Blackest material Ever by MIT Scientists Absorbs 99.9 Percent of light
Good news for goths! Black somehow just got even Blacker!!! MIT engineers have now cooked up a material that is ten times blacker than any other material previously reported. By capturing more than 99.995 percent of any incoming light, this material is made of vertically aligned carbon nanotubes or CNTs grown on chlorine etched aluminum foil. It was discovered accidentally.
The Scientists had actually been experimenting with ways to grow carbon nanotubes on electrically conductive materials — such as aluminum — in order to boost their electrical as well as thermal properties. The color of the resulting material actually surprised the research team, and they only realized what they had invented after they measured the optical reflectance of the material.
This discovery is currently being showcased at an art exhibit titled “The Redemption of Vanity” at the New York Stock Exchange, where a 16.78-carat natural yellow diamond has been coated in this material. But instead of a brilliant, sparkling gem, the stone — which is worth an eye-watering $2 million appears as a flat, and black void!
The team said this, Blackest material ever has some practical applications too. According to Brian Wardle who is a professor of aeronautics and astronautics at MIT, this material could be used in optical blinders that reduced unwanted glare, to help space telescopes spot orbiting exoplanets. And, he said, the material could get even blacker still.
Before MIT developed what it called the “blackest- black” material to date, Surrey NanoSystems claimed that title with its original Vantablack low-temperature carbon nanotube discovery. Surrey Nanosystem’s black material was capable of absorbing 99.96 percent of light, although its researchers claim the company’s second-generation concepts could be even darker than their previous discovery. That has not stopped BMW coating one of its cars in it, though.

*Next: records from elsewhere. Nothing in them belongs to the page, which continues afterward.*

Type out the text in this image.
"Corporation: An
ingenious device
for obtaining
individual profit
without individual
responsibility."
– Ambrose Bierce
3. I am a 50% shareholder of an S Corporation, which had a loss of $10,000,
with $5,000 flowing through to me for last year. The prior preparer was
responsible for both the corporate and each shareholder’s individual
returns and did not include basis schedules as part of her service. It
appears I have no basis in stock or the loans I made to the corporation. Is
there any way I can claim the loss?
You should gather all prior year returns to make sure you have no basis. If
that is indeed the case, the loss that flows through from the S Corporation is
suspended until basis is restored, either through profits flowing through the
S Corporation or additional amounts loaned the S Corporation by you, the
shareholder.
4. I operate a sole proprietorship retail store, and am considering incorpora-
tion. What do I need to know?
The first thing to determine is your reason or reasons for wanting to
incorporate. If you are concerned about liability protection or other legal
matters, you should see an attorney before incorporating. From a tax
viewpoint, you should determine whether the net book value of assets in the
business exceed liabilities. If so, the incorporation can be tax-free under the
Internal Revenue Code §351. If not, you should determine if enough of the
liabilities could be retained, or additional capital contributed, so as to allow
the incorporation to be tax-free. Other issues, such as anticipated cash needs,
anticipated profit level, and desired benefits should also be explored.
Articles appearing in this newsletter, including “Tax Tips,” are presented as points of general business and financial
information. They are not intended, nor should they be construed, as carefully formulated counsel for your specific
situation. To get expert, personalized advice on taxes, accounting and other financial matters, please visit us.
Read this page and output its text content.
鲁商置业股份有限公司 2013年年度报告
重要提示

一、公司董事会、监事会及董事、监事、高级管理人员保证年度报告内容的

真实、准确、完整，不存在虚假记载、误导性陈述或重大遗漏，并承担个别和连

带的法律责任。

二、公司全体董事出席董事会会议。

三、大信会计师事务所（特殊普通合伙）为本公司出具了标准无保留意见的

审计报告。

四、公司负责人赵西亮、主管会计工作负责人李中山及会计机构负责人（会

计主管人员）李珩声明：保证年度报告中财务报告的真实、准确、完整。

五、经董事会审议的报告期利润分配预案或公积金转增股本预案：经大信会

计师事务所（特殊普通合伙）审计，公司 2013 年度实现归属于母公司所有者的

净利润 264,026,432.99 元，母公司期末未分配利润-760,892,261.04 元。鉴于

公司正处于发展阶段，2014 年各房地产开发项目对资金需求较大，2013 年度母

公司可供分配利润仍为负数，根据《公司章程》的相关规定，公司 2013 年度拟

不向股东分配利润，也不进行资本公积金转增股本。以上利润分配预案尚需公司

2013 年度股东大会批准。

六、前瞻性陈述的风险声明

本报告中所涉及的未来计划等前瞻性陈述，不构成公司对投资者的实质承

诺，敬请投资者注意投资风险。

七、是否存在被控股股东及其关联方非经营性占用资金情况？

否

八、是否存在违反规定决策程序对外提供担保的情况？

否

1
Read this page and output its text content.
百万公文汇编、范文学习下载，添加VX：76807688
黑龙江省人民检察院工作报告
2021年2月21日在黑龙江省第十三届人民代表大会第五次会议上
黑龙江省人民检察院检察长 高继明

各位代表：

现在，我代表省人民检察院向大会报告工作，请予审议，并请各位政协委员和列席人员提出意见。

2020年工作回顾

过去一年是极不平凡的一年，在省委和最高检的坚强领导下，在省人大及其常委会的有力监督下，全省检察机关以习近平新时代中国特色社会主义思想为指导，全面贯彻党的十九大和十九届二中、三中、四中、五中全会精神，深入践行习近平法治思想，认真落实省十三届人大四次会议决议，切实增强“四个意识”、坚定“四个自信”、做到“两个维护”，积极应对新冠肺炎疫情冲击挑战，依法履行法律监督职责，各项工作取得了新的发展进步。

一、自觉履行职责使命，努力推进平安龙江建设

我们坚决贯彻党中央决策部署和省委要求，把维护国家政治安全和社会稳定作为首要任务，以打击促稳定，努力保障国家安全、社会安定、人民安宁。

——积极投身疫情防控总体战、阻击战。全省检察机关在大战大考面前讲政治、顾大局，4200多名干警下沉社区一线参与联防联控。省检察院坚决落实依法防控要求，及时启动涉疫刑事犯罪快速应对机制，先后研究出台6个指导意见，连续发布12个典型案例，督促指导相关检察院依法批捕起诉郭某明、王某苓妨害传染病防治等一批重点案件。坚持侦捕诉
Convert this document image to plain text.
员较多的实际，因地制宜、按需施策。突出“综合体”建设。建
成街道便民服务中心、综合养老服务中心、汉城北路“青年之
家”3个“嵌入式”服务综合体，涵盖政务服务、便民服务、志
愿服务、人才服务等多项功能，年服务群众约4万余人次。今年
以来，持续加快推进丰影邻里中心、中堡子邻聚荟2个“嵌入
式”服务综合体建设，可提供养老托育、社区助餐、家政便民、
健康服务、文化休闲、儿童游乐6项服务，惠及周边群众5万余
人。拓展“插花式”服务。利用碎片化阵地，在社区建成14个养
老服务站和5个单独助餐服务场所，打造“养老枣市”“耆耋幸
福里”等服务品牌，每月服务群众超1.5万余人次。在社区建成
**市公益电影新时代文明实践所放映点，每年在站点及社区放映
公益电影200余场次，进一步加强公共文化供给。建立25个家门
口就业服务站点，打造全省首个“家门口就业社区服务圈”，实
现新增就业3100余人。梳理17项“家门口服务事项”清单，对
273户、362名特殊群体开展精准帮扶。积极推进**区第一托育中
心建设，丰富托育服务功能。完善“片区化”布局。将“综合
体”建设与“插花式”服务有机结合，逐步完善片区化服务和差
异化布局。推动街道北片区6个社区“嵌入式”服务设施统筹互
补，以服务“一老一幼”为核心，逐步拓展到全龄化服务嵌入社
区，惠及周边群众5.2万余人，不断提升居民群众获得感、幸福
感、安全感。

Wardle said that there are optical and space science applications for very black materials, and of course, the artists have been interested in black, going back well before the Renaissance. he added that the material is 10 times blacker than anything that has ever been reported, but he thinks the blackest black is a constantly moving target. Someone will find a blacker material and eventually we will understand all the underlying mechanisms of it and will be able to properly engineer the ultimate black, he added.